Controversial as it may be to archivists of both the digital and analog realms, Google is often seen as the ubiquitous oracle of record by the general online population. Websites (including libraries) strive to be listed on its search engines; it runs the de facto video archive for the internet at large; it’s made searching patents and even scholarly material easier to access than their respective online custodians in many cases. Research institutions and businesses even now turn to it to handle their growing mounds of e-mail and electronic documents.
Yet, curators and librarians have been very skeptical of Google, its aims, and even its competency at truly being able to objectively preserve the massive digital content it aims to take on. The ongoing Google Books drama is one such aspect of this. But now, others outside of the world of preservationists are seriously calling Google’s competency and motives into question.
Wired.com has posted an article about what may well be an example of Google’s mismanaging of important archives. Usenet was probably the Internet’s earliest online reference, social network, and historical archive, consisting of terabytes of text articles, files and writings from internet users (and its predecessors) dating back to 1980. While most of the content can be quite mundane, some of these articles document milestones in online history or contain the writings of influential pioneers of the Internet. Google, through its aquisitions of various entities over the years, became the world’s de facto curator of this content, and according to Wired contributor Kevin Paulson,Google is failing in this role:
… visiting Google Groups is like touring ancient ruins.
On the surface, it looks as clean and shiny as every other Google service, which makes its rotting interior all the more jarring — like visiting Disneyland and finding broken windows and graffiti on Main Street USA.
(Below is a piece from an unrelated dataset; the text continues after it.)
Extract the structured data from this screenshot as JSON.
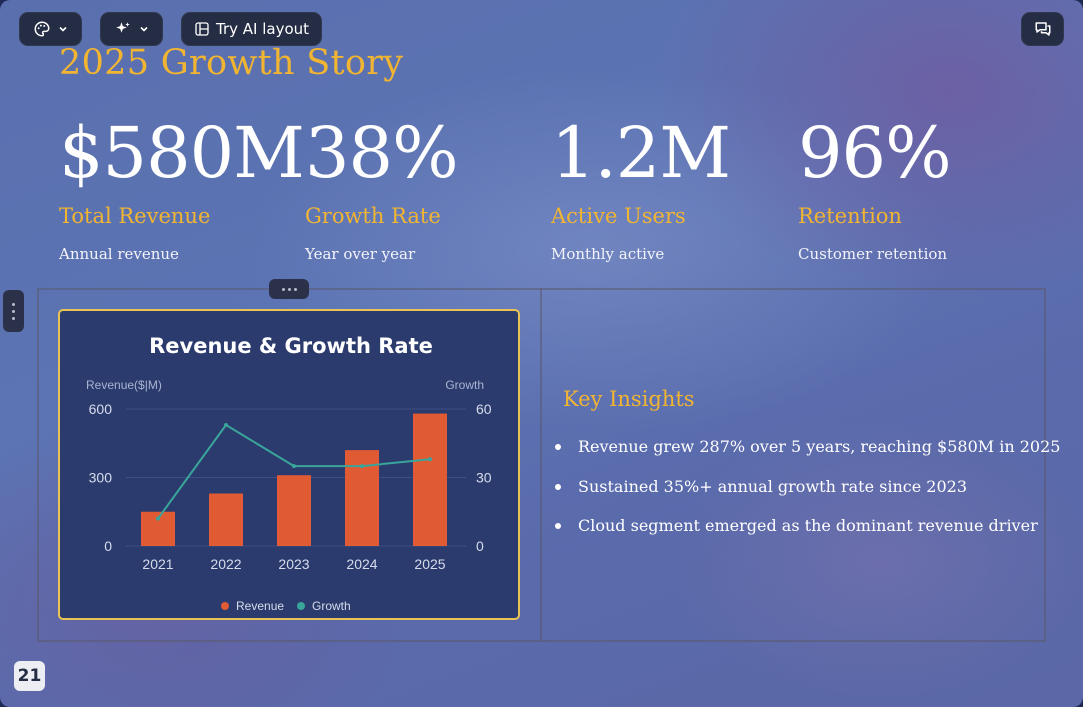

Searching within a newsgroup, even one with thousands of posts, produces no results at all. Confining a search to a range of dates also fails silently, bulldozing the most obvious path to exploring an archive.
Want to find Marc Andreessen’s historic March 14, 1993 announcement in alt.hypertext of the Mosaic web browser? “Your search – mosaic – did not match any documents.”
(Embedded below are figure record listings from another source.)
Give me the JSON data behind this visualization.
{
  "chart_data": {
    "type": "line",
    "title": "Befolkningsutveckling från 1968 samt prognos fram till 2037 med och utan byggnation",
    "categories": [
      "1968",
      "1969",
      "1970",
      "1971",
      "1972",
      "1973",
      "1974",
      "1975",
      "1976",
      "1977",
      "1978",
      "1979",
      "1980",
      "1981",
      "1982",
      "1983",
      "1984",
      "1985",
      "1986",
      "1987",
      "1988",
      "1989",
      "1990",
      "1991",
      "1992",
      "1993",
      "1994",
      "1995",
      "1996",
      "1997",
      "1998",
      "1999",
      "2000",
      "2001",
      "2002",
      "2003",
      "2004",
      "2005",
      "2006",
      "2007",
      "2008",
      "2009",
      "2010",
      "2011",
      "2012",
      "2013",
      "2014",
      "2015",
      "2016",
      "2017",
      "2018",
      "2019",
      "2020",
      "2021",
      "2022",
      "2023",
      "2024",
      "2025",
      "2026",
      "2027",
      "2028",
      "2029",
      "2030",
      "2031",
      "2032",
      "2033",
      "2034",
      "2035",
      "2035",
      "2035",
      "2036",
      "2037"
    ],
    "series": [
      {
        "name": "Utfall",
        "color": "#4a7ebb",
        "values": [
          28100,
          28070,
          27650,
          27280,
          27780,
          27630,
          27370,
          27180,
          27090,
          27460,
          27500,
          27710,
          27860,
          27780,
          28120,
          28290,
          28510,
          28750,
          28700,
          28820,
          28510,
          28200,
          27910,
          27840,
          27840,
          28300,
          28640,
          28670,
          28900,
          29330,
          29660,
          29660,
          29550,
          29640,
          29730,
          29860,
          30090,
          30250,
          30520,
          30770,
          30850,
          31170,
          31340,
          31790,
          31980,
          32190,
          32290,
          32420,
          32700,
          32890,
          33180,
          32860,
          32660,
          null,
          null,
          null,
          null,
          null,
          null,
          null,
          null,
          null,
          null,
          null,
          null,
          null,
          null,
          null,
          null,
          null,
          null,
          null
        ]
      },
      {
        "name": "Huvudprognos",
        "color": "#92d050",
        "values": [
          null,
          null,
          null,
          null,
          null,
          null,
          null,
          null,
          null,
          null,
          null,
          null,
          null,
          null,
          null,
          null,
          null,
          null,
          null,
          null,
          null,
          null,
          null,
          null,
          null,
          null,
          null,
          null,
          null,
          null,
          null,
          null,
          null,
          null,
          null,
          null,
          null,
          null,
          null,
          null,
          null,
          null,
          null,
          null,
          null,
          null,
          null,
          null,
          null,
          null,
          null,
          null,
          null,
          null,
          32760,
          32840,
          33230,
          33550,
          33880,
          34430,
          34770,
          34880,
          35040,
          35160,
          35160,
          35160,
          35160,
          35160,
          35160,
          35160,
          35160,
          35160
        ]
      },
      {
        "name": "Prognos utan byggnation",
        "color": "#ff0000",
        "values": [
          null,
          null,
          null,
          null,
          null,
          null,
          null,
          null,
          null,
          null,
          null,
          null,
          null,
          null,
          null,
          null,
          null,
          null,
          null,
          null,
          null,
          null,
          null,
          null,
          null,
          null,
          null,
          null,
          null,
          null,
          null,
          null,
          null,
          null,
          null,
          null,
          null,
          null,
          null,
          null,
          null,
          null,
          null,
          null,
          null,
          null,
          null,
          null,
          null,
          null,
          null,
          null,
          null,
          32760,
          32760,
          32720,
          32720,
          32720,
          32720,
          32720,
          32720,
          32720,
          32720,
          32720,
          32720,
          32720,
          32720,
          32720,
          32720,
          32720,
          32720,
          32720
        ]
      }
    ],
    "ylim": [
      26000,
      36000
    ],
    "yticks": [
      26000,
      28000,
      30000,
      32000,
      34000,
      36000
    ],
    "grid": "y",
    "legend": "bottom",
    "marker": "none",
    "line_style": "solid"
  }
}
Wired’s send-up pretty much hints towards the exact concern that many archivists have about Google’s aims: that they aren’t motivated to maintain assets they hold if those assets are no longer making them any significant money. With newer, more visually-appealing technologies largely supplanting the once-huge popularity of Usenet, its archive is not as hot a commodity as it used to be, and one can speculate that if it’s not generating enough ad revenue, Google isn’t going to care to maintain the archive or keep it functional.
So, what happens when certain subject matter in their scanned books archive becomes less-popular – and thus less visited – within the Internet’s incredibly short attention span?